# Ceiling Treatment Advice



## Guest (Apr 18, 2007)

I have a non optional space that I have contemplated acoustically treating for years. My room is closer to a square than a rectangle, and has a soffit running through the middle of it. The soffit is 6’2” wide and protrudes 10” into the room. My TV/audio gear is built in-wall and is centered beneath the soffit. So is the center channel speaker. The front right and left speakers flank the outside of the soffit and the couch or listen position is again centered beneath the soffit. The listening position is about 10’ back from TV/front wall and almost in the center of the room (i.e. the couch is not up against the back wall). The room’s ceiling height is 8’.

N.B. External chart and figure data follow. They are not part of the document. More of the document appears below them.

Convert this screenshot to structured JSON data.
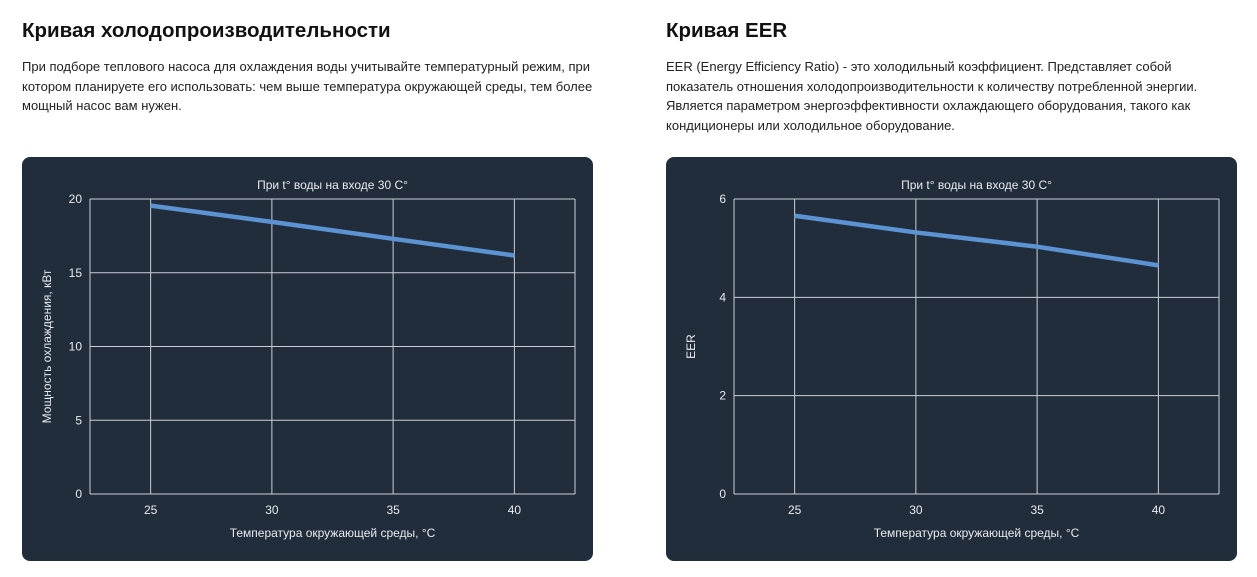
{
  "sections": [
    {
      "heading": "Кривая холодопроизводительности",
      "description": "При подборе теплового насоса для охлаждения воды учитывайте температурный режим, при котором планируете его использовать: чем выше температура окружающей среды, тем более мощный насос вам нужен."
    },
    {
      "heading": "Кривая EER",
      "description": "EER (Energy Efficiency Ratio) - это холодильный коэффициент. Представляет собой показатель отношения холодопроизводительности к количеству потребленной энергии. Является параметром энергоэффективности охлаждающего оборудования, такого как кондиционеры или холодильное оборудование."
    }
  ],
  "chart_data": [
    {
      "type": "line",
      "title": "При t° воды на входе 30 C°",
      "xlabel": "Температура окружающей среды, °C",
      "ylabel": "Мощность охлаждения, кВт",
      "x": [
        25,
        30,
        35,
        40
      ],
      "series": [
        {
          "name": "Мощность охлаждения",
          "values": [
            19.55,
            18.45,
            17.3,
            16.17
          ],
          "color": "#5b93d3"
        }
      ],
      "xticks": [
        "25",
        "30",
        "35",
        "40"
      ],
      "yticks": [
        "0",
        "5",
        "10",
        "15",
        "20"
      ],
      "xlim": [
        22.5,
        42.5
      ],
      "ylim": [
        0,
        20
      ],
      "grid": true,
      "background": "#222d3c"
    },
    {
      "type": "line",
      "title": "При t° воды на входе 30 C°",
      "xlabel": "Температура окружающей среды, °C",
      "ylabel": "EER",
      "x": [
        25,
        30,
        35,
        40
      ],
      "series": [
        {
          "name": "EER",
          "values": [
            5.66,
            5.32,
            5.03,
            4.65
          ],
          "color": "#5b93d3"
        }
      ],
      "xticks": [
        "25",
        "30",
        "35",
        "40"
      ],
      "yticks": [
        "0",
        "2",
        "4",
        "6"
      ],
      "xlim": [
        22.5,
        42.5
      ],
      "ylim": [
        0,
        6
      ],
      "grid": true,
      "background": "#222d3c"
    }
  ]
}
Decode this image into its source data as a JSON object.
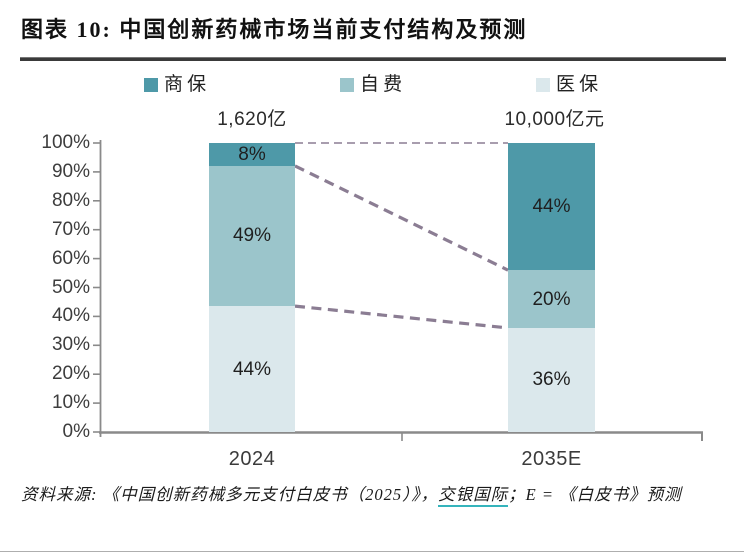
{
  "header": {
    "title": "图表 10: 中国创新药械市场当前支付结构及预测"
  },
  "chart_data": {
    "type": "bar",
    "subtype": "percent-stacked-column",
    "title": "中国创新药械市场当前支付结构及预测",
    "categories": [
      "2024",
      "2035E"
    ],
    "bar_totals": [
      "1,620亿",
      "10,000亿元"
    ],
    "series": [
      {
        "name": "商保",
        "color": "#4e99a8",
        "values": [
          8,
          44
        ]
      },
      {
        "name": "自费",
        "color": "#9bc5cb",
        "values": [
          49,
          20
        ]
      },
      {
        "name": "医保",
        "color": "#dbe8ec",
        "values": [
          44,
          36
        ]
      }
    ],
    "segment_labels": [
      [
        "8%",
        "44%"
      ],
      [
        "49%",
        "20%"
      ],
      [
        "44%",
        "36%"
      ]
    ],
    "y_axis": {
      "min": 0,
      "max": 100,
      "tick_labels": [
        "100%",
        "90%",
        "80%",
        "70%",
        "60%",
        "50%",
        "40%",
        "30%",
        "20%",
        "10%",
        "0%"
      ]
    },
    "legend_position": "top",
    "grid": false,
    "connector_color": "#8b7d93",
    "axis_color": "#8a8a8a"
  },
  "footer": {
    "source_prefix": "资料来源: 《中国创新药械多元支付白皮书（2025）》，",
    "source_link": "交银国际",
    "source_suffix": "；E = 《白皮书》预测",
    "link_underline_color": "#35b4bc"
  }
}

My question/thoughts are this… I think the best way to address speaker first reflection points is by using a cloud. I need a little help in determining how big to make the cloud (just the size of the soffit or should it extend past the edge a little?). I already have some 2’ X 4’ X 2” 6 lbs rigid fiberglass but wonder if this is a little overkill for this application. Would 1” be better (this would hang less into the room)? How about using Tectum? How much space between the cloud and sheet rock is optimal? I also wonder if there is any value in placing treatments along the sides of the soffit and the ceiling. My gut reaction is this will have little effect as the soffit is in the middle of the room away from the sidewall boundaries.

I have seen clouds made out of sheetrock corner bead and most likely this will be the direction I take, but I am also open to other suggestion on construction methods.

Thanks for any and all input!


----------



## bpape (Sep 14, 2006)

1" would be plenty for reflection duty and give you the extra headroom. If the speakers are just outside the soffit area and not way outside it, most likely just a small area approx halfway between you and the speakers under the soffit will be sufficient.

Bryan


----------